铁助剂对乙酸自热重整制氢用CoxAl3FeyOm±δ催化剂的影响

doi:10.15541/jim20180356

摘要/Abstract

摘要：

生物质转化获得的生物质油可作为重要的制氢原料, 选取生物质油的主要成分乙酸作为模型化合物, 开展了乙酸自热重整催化制氢研究。采用共沉淀法制备了铁促进的类水滑石型钴基催化剂, 用于乙酸自热重整制氢体系, 并利用XRD、H₂-TPR、N₂低温物理吸脱附、TG等表征手段对催化剂进行表征测试。结果表明: 通过共沉淀法获得了以类水滑石结构为前驱体的(Co/Fe)_xAl₂CO₃(OH)_y·zH₂O物相; 该前驱体经焙烧后获得的氧化物, 其主要物相为氧化铝担载的尖晶石结构, 包括CoAl₂O₄、Co₃O₄、Fe₃O₄、FeAl₂O₄等, BJH模型计算显示Co_xAl₃Fe_yO_m_±_δ催化剂形成了介孔结构, 其中Co_0.45Al₃Fe_0.4O_5.55±_δ孔径分布集中在4 nm左右, H₂-TPR及XRD测试显示添加助剂Fe提升了催化剂还原度, 并在还原过程中形成了CoFe合金; 所获催化剂在乙酸自热重整反应中, 氢气产率达到 2.72 mol-H₂/mol-HAc, 并保持稳定。表征结果还显示, 该催化剂在反应中结构稳定, CoFe合金稳定存在, 并未出现积炭, 表明催化剂具有抗氧化、抗积碳的特点。

关键词: 钴铁合金, 类水滑石, 钴基催化剂, 氢能

Abstract:

Bio-oil obtained from biomass can be used as an important raw material for hydrogen production. In this work, acetic acid (HAc) from bio-oil was selected as the model compound to produce hydrogen via auto-thermal reforming (ATR).

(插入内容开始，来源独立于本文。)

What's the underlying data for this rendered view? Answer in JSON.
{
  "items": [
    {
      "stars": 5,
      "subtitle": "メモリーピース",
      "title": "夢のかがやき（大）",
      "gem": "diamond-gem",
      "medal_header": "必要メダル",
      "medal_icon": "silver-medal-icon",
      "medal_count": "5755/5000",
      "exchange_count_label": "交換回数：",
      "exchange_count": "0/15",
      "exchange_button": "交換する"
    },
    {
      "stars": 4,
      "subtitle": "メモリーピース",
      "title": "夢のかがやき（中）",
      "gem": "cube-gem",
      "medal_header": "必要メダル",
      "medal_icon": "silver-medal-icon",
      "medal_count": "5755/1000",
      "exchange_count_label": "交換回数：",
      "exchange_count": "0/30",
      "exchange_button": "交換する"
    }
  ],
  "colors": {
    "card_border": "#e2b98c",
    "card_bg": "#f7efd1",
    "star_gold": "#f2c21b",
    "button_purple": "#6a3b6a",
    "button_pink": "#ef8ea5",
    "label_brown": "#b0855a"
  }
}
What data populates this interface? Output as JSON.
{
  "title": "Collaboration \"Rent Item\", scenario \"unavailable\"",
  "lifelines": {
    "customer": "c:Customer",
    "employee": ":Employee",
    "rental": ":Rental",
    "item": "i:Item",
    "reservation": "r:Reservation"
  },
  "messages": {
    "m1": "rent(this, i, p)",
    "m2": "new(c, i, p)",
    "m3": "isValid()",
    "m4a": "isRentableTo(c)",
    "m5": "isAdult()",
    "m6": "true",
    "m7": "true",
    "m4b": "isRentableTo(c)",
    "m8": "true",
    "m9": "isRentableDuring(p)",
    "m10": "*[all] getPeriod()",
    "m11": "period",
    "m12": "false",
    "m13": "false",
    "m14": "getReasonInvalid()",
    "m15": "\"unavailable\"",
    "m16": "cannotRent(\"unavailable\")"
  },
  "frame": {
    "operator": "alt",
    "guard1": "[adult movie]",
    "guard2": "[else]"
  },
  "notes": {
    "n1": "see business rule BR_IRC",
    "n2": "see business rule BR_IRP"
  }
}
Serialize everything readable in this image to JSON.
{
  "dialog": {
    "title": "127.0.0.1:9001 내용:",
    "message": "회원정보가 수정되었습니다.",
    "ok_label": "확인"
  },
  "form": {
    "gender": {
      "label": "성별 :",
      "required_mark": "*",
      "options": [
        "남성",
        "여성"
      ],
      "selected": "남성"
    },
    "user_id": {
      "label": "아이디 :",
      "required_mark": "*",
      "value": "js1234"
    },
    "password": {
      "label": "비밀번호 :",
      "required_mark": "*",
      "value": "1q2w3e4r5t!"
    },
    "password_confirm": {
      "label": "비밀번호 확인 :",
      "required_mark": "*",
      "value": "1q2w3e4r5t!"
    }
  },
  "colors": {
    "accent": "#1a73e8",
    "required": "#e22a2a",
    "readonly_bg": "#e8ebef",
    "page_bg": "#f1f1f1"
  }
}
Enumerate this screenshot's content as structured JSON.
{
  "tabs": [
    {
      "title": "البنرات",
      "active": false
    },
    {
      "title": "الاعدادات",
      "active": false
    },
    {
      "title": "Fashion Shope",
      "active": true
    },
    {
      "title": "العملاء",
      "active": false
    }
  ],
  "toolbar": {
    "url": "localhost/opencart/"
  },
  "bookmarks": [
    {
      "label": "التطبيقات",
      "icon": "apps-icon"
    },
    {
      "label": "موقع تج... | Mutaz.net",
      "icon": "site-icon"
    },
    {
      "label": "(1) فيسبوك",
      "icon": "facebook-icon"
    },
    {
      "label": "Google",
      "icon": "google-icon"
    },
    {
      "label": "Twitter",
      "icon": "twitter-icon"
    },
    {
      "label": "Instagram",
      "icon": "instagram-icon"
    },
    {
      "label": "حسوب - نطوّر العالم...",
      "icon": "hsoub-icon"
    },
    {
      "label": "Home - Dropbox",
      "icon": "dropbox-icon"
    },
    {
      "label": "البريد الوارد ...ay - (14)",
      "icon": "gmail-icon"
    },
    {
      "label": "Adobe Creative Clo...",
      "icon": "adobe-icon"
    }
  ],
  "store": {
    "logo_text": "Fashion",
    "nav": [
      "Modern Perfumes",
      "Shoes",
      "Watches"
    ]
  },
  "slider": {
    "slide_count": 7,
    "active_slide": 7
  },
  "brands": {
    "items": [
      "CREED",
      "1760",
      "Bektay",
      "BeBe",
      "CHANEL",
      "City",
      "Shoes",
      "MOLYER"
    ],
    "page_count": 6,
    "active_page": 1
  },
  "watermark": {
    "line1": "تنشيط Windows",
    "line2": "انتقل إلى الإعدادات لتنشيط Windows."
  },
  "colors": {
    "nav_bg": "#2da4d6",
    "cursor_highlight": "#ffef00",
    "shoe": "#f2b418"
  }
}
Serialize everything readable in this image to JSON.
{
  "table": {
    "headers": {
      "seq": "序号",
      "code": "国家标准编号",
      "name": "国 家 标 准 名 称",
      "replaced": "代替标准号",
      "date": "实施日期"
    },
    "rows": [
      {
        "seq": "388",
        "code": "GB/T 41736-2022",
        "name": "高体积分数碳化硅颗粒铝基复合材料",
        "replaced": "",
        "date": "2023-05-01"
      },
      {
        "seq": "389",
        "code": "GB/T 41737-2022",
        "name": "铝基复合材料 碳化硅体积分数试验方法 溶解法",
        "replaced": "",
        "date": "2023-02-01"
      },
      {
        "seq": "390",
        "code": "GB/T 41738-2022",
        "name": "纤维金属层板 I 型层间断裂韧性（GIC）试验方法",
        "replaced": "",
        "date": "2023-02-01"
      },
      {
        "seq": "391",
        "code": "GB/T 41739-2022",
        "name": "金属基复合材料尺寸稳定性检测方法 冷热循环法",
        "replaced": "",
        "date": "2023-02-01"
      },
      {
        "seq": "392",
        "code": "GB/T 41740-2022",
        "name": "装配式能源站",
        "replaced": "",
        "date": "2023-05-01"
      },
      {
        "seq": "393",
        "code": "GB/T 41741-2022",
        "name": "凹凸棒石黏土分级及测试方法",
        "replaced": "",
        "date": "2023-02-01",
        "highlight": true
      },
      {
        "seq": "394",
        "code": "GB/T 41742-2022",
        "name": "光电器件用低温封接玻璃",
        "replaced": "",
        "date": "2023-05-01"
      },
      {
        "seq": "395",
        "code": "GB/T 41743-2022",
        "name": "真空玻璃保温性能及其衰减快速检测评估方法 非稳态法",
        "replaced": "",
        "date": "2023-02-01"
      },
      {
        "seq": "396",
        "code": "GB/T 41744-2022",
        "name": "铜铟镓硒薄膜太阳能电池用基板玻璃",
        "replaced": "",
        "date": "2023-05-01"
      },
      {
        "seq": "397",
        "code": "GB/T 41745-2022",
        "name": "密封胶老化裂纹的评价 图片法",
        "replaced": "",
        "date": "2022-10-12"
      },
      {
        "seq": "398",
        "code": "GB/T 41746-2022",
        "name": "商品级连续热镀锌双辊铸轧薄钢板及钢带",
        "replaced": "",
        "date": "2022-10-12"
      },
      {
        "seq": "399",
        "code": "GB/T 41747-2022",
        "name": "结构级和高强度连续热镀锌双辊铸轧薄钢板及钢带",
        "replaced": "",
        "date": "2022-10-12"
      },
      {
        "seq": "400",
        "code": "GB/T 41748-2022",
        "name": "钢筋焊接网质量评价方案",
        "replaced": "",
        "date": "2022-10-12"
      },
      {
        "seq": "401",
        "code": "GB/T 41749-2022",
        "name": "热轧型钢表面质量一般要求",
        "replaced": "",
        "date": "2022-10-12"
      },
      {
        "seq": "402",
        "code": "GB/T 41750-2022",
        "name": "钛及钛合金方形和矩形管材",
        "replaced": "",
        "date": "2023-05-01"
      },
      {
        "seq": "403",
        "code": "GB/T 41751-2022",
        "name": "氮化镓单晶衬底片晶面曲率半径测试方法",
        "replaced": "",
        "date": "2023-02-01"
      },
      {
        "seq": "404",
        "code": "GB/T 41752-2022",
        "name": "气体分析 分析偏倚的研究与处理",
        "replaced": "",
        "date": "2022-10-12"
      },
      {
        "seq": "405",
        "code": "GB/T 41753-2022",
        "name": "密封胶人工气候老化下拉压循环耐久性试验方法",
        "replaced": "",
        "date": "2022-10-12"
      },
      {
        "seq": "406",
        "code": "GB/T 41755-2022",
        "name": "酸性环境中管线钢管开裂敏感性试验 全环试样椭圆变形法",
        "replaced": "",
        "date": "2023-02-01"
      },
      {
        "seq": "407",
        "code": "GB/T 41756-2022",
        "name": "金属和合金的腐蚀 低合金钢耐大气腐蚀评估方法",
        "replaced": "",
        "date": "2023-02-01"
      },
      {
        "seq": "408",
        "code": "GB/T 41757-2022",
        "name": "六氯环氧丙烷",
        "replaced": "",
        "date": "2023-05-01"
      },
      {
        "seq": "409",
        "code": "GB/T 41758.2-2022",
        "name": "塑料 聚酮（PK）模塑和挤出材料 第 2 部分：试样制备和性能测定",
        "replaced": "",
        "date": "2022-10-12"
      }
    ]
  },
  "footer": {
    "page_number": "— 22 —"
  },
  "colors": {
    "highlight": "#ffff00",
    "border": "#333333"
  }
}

Fe-promoted Co-based hydrotalcite-like Co_xAl₃Fe_yO_m_±_δ catalysts were prepared by co-precipitation method and characterized by XRD, N₂ physisorption, H₂-TPR and TG to study the relationship between the catalytic performance and structure within these catalysts. The characterization results show that hydrotalcite-like structure of (Co/Fe)_xAl₂CO₃(OH)_y·zH₂O were obtained by co-precipitation, then transformed to alumina supported spinel structures, including CoAl₂O₄, Co₃O₄, Fe₃O₄, and FeAl₂O₄, after calcination. BJH analysis indicated that within these calcined Co_xAl₃Fe_yO_m_±_δ catalysts, there were mesoporous structures, in which the Co_0.45Al₃Fe_0.4O_5.55±_δ centered structure with pore size distribution 4 nm. As suggested by H₂-TPR and XRD, the reducibility of Co metal was enhanced with the Fe promoter, and there were CoFe alloys formed after reduction. In the stability test, the hydrogen yield reached 2.72 mol-H₂/mol-HAc and remained stable, meanwhile, the CoFe alloy was also stable and no carbon deposit was detected after reaction, indicating that there was high resistance to oxidation and coking within Fe-promoted Co_xAl₃Fe_yO_m±_δ catalysts.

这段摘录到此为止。